In a notice published in the Canada Gazette, Health Canada said it is considering proposing amendments to the Cannabis Regulations and related regulatory frameworks that would enable non-therapeutic cannabis research involving human participants by implementing appropriate health and safety controls, and broadening reporting requirements for adverse reactions.
The proposed amendment will also seek to “streamline and rationalize” licensing to facilitate cannabis testing activities.
To facilitate these objectives, Health Canada is considering amendments to the Cannabis Regulations, the Food and Drugs Act, and the Cannabis Exemption Regulations.
“Health Canada recognizes that conducting research involving human participants with cannabis is critical to generating high-quality evidence to provide adult Canadians with the necessary knowledge to make informed decisions on their consumption of cannabis and its risks,” the government agency said in the Canada Gazette notice.
“Health Canada is also aware of academic and industry researchers facing challenges in conducting non-therapeutic research involving human participants with cannabis products that are commercially available due to having to comply with the clinical trial requirements under Division 5 of Part C of the FDR,” it added.
In addition to consulting on non-therapeutic research and cannabis testing, Health Canada’s new round of stakeholder consultations will also cover public possession limits, product labelling, micro class and nursery licensing, and COVID-19 measures.
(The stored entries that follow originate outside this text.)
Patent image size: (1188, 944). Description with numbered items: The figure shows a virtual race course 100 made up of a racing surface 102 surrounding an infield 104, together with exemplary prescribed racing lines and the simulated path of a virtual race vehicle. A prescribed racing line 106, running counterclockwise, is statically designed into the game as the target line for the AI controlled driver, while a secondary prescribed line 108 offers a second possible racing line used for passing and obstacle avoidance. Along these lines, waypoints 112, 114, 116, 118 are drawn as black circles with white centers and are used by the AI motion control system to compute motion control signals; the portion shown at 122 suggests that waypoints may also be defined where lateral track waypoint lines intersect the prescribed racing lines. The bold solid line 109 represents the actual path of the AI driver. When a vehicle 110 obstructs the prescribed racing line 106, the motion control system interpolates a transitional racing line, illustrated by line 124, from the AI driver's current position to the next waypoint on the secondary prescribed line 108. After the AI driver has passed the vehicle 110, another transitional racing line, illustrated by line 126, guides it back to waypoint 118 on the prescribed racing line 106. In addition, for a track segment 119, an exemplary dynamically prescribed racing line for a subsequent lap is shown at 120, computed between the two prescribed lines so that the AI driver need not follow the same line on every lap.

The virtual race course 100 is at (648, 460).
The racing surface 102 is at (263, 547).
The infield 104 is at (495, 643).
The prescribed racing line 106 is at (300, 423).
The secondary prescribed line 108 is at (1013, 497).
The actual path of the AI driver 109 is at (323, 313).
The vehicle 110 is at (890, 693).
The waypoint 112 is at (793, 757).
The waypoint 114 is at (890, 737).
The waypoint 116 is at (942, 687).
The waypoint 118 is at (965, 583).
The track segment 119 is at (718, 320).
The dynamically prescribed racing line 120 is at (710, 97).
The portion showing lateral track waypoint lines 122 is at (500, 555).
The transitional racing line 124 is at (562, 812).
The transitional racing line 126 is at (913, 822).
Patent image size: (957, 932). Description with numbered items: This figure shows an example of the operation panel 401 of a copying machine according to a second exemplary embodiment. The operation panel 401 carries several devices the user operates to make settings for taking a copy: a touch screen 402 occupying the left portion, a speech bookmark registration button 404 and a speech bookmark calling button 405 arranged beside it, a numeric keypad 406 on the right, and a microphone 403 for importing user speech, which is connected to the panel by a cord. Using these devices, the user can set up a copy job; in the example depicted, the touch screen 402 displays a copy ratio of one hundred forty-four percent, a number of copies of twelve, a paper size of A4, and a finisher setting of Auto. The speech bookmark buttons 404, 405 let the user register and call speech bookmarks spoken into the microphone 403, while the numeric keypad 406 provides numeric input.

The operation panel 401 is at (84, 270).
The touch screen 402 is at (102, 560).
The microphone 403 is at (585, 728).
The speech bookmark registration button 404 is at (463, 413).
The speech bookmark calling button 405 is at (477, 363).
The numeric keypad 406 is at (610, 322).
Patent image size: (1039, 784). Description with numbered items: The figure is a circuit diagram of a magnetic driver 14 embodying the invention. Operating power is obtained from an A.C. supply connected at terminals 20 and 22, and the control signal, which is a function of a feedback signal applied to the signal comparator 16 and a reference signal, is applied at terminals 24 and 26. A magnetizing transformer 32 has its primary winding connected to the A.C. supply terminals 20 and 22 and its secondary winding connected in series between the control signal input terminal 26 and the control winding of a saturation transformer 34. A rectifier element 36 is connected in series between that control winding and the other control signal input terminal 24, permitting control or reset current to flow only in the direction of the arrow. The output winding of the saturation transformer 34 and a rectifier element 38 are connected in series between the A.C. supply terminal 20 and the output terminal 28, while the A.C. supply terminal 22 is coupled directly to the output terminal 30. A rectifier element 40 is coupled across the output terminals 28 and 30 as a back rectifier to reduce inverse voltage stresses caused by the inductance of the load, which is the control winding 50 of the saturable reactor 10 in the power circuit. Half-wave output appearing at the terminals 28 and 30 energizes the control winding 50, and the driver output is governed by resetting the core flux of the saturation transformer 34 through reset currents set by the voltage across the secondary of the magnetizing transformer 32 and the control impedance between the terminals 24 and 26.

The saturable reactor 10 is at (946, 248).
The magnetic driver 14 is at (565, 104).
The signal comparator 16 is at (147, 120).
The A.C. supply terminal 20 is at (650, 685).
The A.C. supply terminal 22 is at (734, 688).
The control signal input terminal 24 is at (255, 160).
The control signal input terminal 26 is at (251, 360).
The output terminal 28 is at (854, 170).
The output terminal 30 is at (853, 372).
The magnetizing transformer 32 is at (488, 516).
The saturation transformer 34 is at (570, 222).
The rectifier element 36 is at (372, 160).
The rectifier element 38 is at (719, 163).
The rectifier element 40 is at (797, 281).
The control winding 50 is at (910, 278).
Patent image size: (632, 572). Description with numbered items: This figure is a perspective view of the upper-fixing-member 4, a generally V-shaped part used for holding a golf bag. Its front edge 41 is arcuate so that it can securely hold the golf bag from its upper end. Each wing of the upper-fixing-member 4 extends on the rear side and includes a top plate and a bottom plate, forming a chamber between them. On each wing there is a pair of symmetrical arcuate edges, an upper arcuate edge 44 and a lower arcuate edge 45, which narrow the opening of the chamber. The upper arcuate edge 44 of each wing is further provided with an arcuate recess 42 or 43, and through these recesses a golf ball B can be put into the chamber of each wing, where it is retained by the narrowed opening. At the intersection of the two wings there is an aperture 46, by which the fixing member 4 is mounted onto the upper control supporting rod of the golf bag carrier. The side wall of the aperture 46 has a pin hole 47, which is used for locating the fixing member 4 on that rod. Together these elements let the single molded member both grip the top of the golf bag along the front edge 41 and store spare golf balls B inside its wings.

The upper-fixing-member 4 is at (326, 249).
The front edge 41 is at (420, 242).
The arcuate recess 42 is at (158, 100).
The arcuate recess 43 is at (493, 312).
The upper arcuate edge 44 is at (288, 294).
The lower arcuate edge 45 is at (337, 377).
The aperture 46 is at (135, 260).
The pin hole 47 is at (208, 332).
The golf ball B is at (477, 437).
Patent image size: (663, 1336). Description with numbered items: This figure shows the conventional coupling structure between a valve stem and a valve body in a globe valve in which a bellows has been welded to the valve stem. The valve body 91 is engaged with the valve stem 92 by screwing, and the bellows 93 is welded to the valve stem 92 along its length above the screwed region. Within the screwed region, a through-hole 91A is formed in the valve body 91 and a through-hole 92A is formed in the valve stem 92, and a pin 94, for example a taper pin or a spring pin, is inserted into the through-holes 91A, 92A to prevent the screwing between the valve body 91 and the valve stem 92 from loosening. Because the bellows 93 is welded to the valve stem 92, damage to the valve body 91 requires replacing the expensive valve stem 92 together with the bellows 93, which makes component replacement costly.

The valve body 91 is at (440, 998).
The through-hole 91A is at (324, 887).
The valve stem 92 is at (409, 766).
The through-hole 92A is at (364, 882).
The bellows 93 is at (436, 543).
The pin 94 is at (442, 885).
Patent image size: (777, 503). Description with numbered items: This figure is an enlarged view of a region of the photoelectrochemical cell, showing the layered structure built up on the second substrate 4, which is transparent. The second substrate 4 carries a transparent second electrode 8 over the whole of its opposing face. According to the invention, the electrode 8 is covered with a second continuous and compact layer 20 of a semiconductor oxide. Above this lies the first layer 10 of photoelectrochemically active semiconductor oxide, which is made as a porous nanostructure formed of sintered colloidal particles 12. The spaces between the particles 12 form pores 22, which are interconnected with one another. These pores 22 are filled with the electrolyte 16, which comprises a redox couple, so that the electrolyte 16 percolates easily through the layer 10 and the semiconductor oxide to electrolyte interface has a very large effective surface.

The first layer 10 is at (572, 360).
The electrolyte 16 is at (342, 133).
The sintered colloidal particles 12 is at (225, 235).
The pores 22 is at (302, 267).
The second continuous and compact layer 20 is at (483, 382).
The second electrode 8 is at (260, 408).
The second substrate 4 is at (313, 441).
Notable on the public possession limit consultation is Health Canada’s question on whether to increase, and by how much, possession limits for cannabis-infused beverages, which is currently at around two litres per person.
For product labeling, Health Canada is asking public comments on whether labels should display information on other cannabinoids and terpenes, and other information that would aid more informed and responsible use by consumers.
The consultations also give stakeholders the opportunity to provide inputs on microcultivation and nursery licensing to help strengthen the sectors’ competitiveness with larger producers.
The Cannabis Council of Canada (C3) welcomed the new round of consultations, taking it as a sign that Health Canada is “responding to concerns” raised by the industry association in its ongoing talks with the federal government.
“In particular, the proposed regulatory change for research will be carefully reviewed to see if it addresses concerns that led to C3 rating Research as a D grade given imminent threats to Canada’s global leadership,” George Smitherman, president of C3, said in an email statement to Grow Opportunity.
Last October, C3 issued an industry “report card” that evaluated the cannabis industry’s performance on various factors. The report card was released on the second anniversary of Canada’s cannabis legalization.
Smitherman also noted as “promising” the inputs on public possession limits. “We have made a clear priority of the need to improve the conditions for full proportion cannabis beverages. We need to be sure that input leads to regulatory action.”